Low-Cost Sensor Grids for Detecting Hostile Vessels

Damir Herman, Ph.D. avatar
Damir Herman, Ph.D.

Image credit: TeleGeography, Bloomberg

Research or Deep-Sea Intelligence Collection?

The recent BBC report highlights a familiar pattern in modern airspace and maritime security: ambiguous activity is detected late, high-value assets are scrambled early, and the response cost is orders of magnitude higher than the signal that triggered it.

Scrambling fighter jets is an effective last line of defense. But also, it is expensive. Fuel, airframe fatigue, pilot hours, and operational readiness are consumed reacting to events that often turn out to be benign, misclassified, or poorly understood until after the fact.

This is not a criticism of the response. It is a reflection of how detection is currently structured: sparse, high-end sensors feeding binary decisions under time pressure.

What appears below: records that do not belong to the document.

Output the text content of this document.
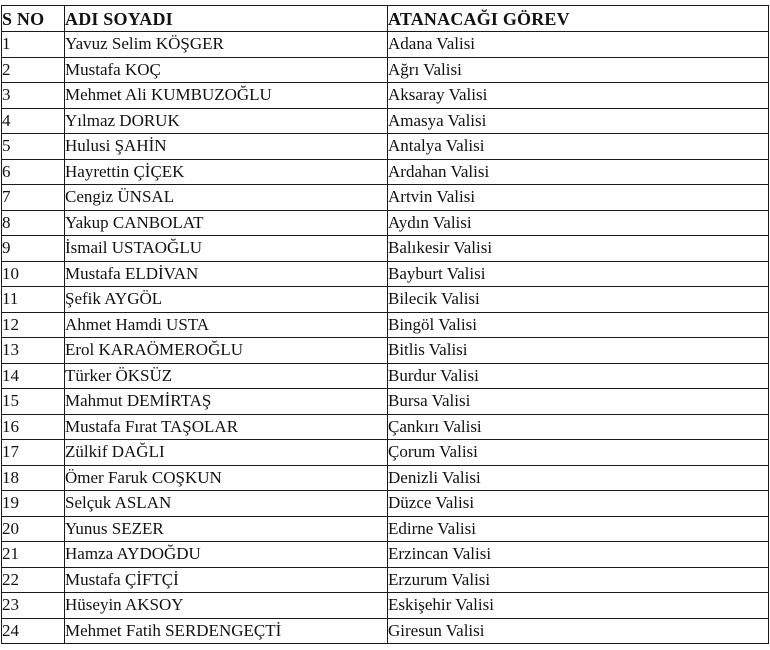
S NO	ADI SOYADI	ATANACAĞI GÖREV
1	Yavuz Selim KÖŞGER	Adana Valisi
2	Mustafa KOÇ	Ağrı Valisi
3	Mehmet Ali KUMBUZOĞLU	Aksaray Valisi
4	Yılmaz DORUK	Amasya Valisi
5	Hulusi ŞAHİN	Antalya Valisi
6	Hayrettin ÇİÇEK	Ardahan Valisi
7	Cengiz ÜNSAL	Artvin Valisi
8	Yakup CANBOLAT	Aydın Valisi
9	İsmail USTAOĞLU	Balıkesir Valisi
10	Mustafa ELDİVAN	Bayburt Valisi
11	Şefik AYGÖL	Bilecik Valisi
12	Ahmet Hamdi USTA	Bingöl Valisi
13	Erol KARAÖMEROĞLU	Bitlis Valisi
14	Türker ÖKSÜZ	Burdur Valisi
15	Mahmut DEMİRTAŞ	Bursa Valisi
16	Mustafa Fırat TAŞOLAR	Çankırı Valisi
17	Zülkif DAĞLI	Çorum Valisi
18	Ömer Faruk COŞKUN	Denizli Valisi
19	Selçuk ASLAN	Düzce Valisi
20	Yunus SEZER	Edirne Valisi
21	Hamza AYDOĞDU	Erzincan Valisi
22	Mustafa ÇİFTÇİ	Erzurum Valisi
23	Hüseyin AKSOY	Eskişehir Valisi
24	Mehmet Fatih SERDENGEÇTİ	Giresun Valisi
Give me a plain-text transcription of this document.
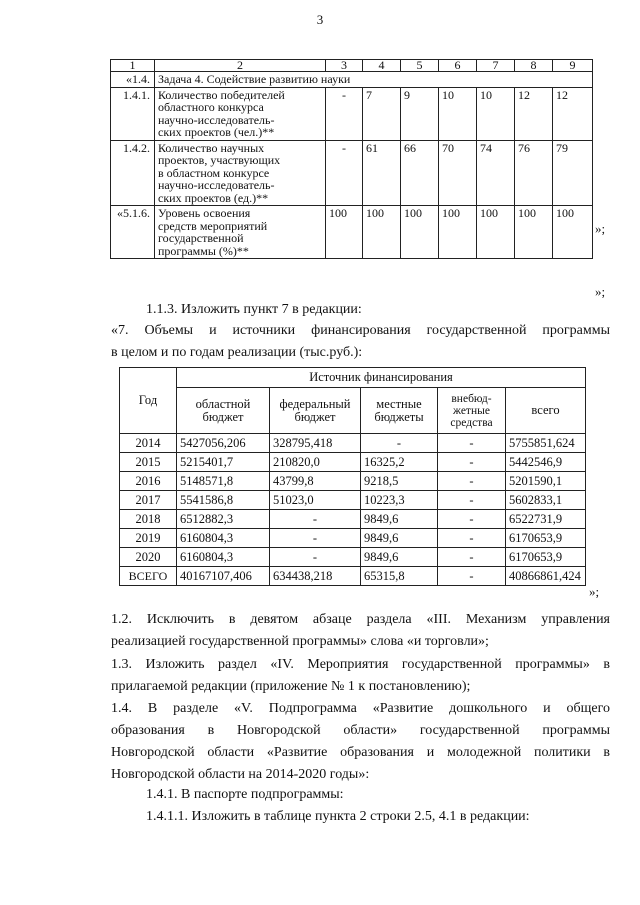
3
1	2	3	4	5	6	7	8	9
«1.4.	Задача 4. Содействие развитию науки							
1.4.1.	Количество победителей
областного конкурса
научно-исследователь-
ских проектов (чел.)**	-	7	9	10	10	12	12
1.4.2.	Количество научных
проектов, участвующих
в областном конкурсе
научно-исследователь-
ских проектов (ед.)**	-	61	66	70	74	76	79
«5.1.6.	Уровень освоения
средств мероприятий
государственной
программы (%)**	100	100	100	100	100	100	100
»;
»;
1.1.3. Изложить пункт 7 в редакции:
«7. Объемы и источники финансирования государственной программы
в целом и по годам реализации (тыс.руб.):
Год	Источник финансирования				
	областной бюджет	федеральный бюджет	местные бюджеты	внебюд-жетные средства	всего
2014	5427056,206	328795,418	-	-	5755851,624
2015	5215401,7	210820,0	16325,2	-	5442546,9
2016	5148571,8	43799,8	9218,5	-	5201590,1
2017	5541586,8	51023,0	10223,3	-	5602833,1
2018	6512882,3	-	9849,6	-	6522731,9
2019	6160804,3	-	9849,6	-	6170653,9
2020	6160804,3	-	9849,6	-	6170653,9
ВСЕГО	40167107,406	634438,218	65315,8	-	40866861,424
»;
1.2. Исключить в девятом абзаце раздела «III. Механизм управления
реализацией государственной программы» слова «и торговли»;
1.3. Изложить раздел «IV. Мероприятия государственной программы» в
прилагаемой редакции (приложение № 1 к постановлению);
1.4. В разделе «V. Подпрограмма «Развитие дошкольного и общего
образования в Новгородской области» государственной программы
Новгородской области «Развитие образования и молодежной политики в
Новгородской области на 2014-2020 годы»:
1.4.1. В паспорте подпрограммы:
1.4.1.1. Изложить в таблице пункта 2 строки 2.5, 4.1 в редакции:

The Cost Asymmetry Problem

There is a fundamental asymmetry at play:

  • A low-cost actor can generate ambiguous signals cheaply
  • A high-cost defender must resolve ambiguity with expensive assets

When the first reliable signal appears only at the point where jets must already be launched, the defender has already lost the cost curve, even if nothing hostile ultimately occurs.

This is the wrong place in the timeline to start asking what is actually happening.

Early Warning Does Not Require Exquisite Sensors

One common misconception is that meaningful early warning requires exquisite, military-grade sensors. In practice, early warning requires coverage, redundancy, and statistical context, not precision. In legal parlance, preponderance of evidence instead of beyond reasonable doubt.

Low-cost acoustic, vibration, RF, environmental, or hybrid sensor grids can be deployed densely and strategically around critical infrastructure and transit corridors. Individually, these sensors are noisy. Collectively, they are informative.

The goal is not identification at first contact. The goal is probabilistic escalation.

From Noise to Signal With AI/ML

This is where advanced intelligend3 and machine learning change the equation.

Rather than asking a single sensor to be “right,” the system asks a different question:

Is the evolving pattern of weak signals consistent with benign behavior, or with known malicious modes?

Key elements include:

  • Imbalanced classification
    Truly hostile events are rare. The system must be optimized for early recall without collapsing into false alarms.

  • Temporal patterning
    Malicious activity is often revealed in how signals evolve, not in any single measurement.

  • Multi-sensor fusion
    Weak, heterogeneous signals become strong when they agree in space, time, and dynamics.

  • Traceability and attribution
    Every alert must be explainable: which signals contributed, how confidence evolved, and why escalation was justified.

Decouple Cheap Sensors From Expensive Decisions

The strategic advantage is simple:

  • Cheap sensors provide continuous, wide-area context
  • AI/ML provides early discrimination
  • Expensive assets are deployed only when confidence justifies it

Jets are no longer the first responder. They become the final, informed decision.

Trust, Attribution, and Restraint

Early warning systems must do more than detect. They must be trusted.

That means:

  • Clear thresholds for escalation
  • Human-in-the-loop decision points
  • Auditable signal lineage
  • Post-event reconstruction of why an alert was raised

Without this, early warning simply shifts the false-alarm problem earlier in time.

With it, early warning becomes a force multiplier.

Why This Matters for Critical Infrastructure

The same logic applies beyond airspace incidents:

  • Subsea cables and pipelines
  • Offshore wind farms
  • Ports and chokepoints
  • Energy and telecom corridors

In all cases, the most dangerous events are rare, ambiguous, and costly to investigate late.

Early statistical warning grounded in physics, signal processing, and ML—buys time. Time buys options. Options reduce cost and risk.

A Closing Observation

Scrambling jets will always be necessary. But it should be the consequence of understanding,not the mechanism for achieving it.

The real leverage lies earlier, quieter, and cheaper: in the signals we currently ignore because they do not look important on their own.

The strategic advantage does not come from reacting faster, but from deciding later because understanding arrived earlier.